6
votes

I am just curious to understand the mechanism of replication in Cassandra. I read the Datastax link about data distribution:

http://www.datastax.com/docs/1.2/cluster_architecture/data_distribution

In the consistent hashing section it tells that Cassandra creates hash value for each primary key and based on that send the data to node that accommodates the generated hash value. After that it shows distribution of data in a cluster. Now my question is how it copies this data to other nodes in a cluster based on hash value.

This may be very basic question. Please explain by example if possible.

2

2 Answers

12
votes

The way replicas are found depends on replication strategy. For the SimpleStrategy with replication factor N without virtual nodes Cassandra does the following:

  1. Hash the key
  2. Find the node with smallest token greater than or equal to the hash, wrapping around if necessary
  3. Store the key on that node and the next N-1 nodes in token order

As an example, suppose your nodes have tokens 0, 10, 20, 30 and your replication factor is 2. If your key has hash 14 then it will be stored on the nodes with tokens 20 and 30. If your key has hash 28 then it will be stored on the nodes with tokens 30 and 0.

If you use virtual nodes, the same idea is used but virtual nodes will be skipped as replicas if the physical node has already received the key.

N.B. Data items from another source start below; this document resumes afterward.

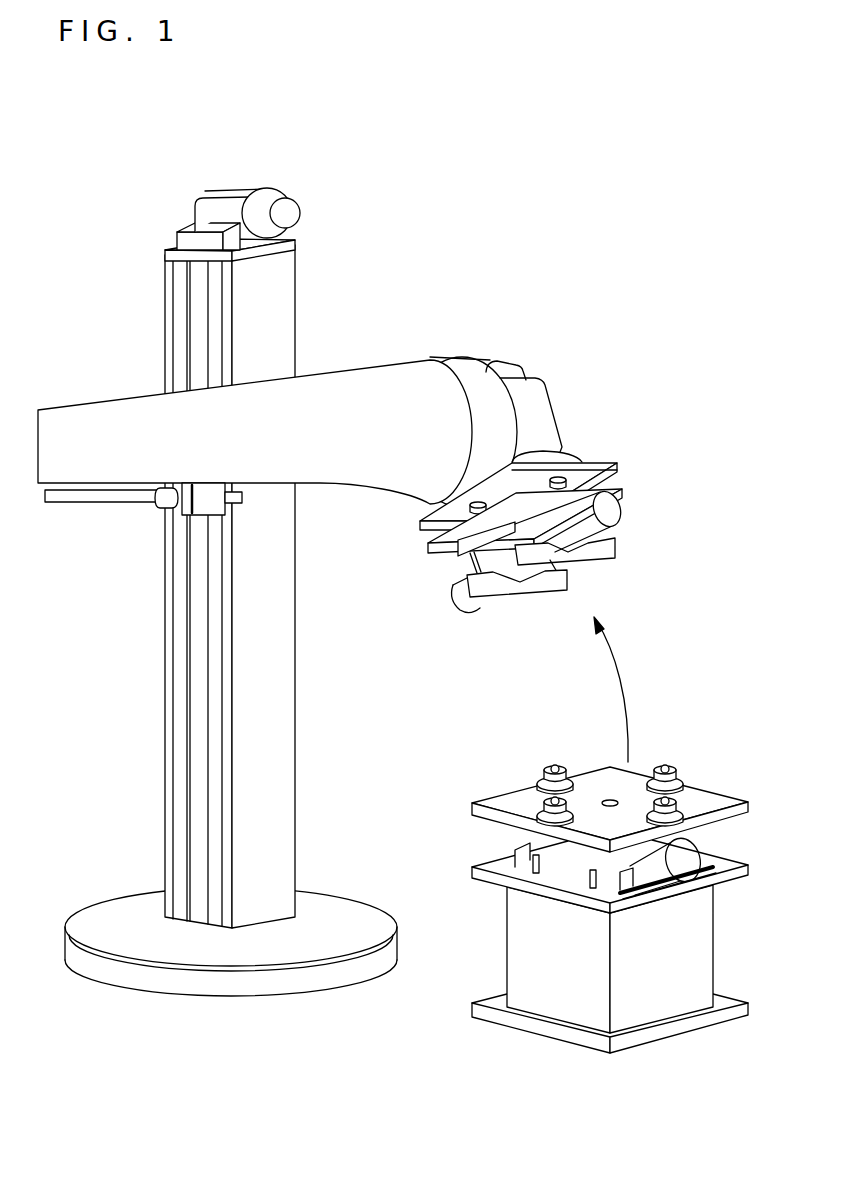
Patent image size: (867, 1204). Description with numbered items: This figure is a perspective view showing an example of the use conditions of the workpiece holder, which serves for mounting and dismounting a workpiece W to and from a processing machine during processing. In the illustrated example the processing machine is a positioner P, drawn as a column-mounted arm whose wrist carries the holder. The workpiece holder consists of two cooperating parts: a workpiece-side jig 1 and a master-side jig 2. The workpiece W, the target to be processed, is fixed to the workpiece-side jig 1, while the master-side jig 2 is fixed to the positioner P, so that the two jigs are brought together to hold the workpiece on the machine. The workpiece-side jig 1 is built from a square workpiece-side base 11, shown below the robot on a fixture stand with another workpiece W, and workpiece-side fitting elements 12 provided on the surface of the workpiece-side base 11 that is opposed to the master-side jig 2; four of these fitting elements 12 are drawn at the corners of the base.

The positioner P is at (362, 368).
The master-side jig 2 is at (618, 462).
The workpiece-side jig 1 is at (623, 489).
The workpiece W is at (617, 522).
The workpiece-side base 11 is at (703, 790).
The workpiece-side fitting elements 12 is at (540, 782).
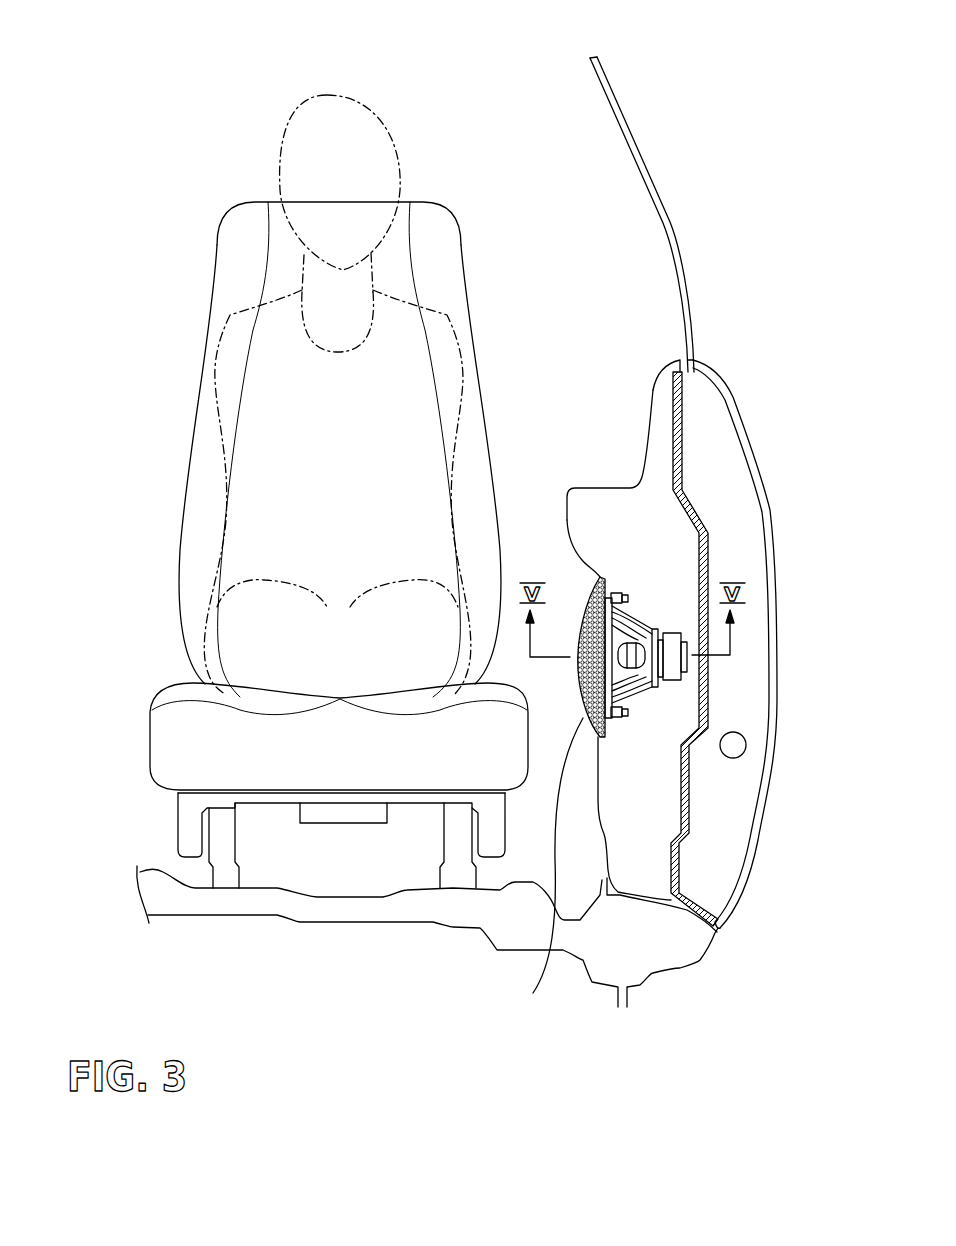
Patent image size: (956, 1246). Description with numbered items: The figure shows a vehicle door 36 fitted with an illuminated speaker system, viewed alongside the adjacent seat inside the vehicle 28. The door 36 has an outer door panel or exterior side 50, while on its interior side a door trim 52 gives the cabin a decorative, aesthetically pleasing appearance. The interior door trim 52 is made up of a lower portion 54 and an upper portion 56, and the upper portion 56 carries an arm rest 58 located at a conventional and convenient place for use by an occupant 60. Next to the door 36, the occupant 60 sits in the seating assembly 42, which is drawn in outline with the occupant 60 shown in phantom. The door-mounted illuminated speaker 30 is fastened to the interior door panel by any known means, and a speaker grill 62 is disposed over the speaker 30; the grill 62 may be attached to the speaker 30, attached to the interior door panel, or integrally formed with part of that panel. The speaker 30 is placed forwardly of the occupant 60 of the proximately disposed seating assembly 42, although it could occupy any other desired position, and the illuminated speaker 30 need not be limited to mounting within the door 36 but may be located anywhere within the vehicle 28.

If using NetworkTopologyStrategy, nodes are skipped if the quota for that data center is reached.

0
votes

I learned about the distribution about cassandra with virtual node on site http://www.datastax.com/documentation/cassandra/2.0/cassandra/architecture/architectureDataDistributeDistribute_c.html. The bottom portion of the graphic,every virtual node has 3 replica in different phisical node,so is the replication stragety determined when the virtual node is assigned?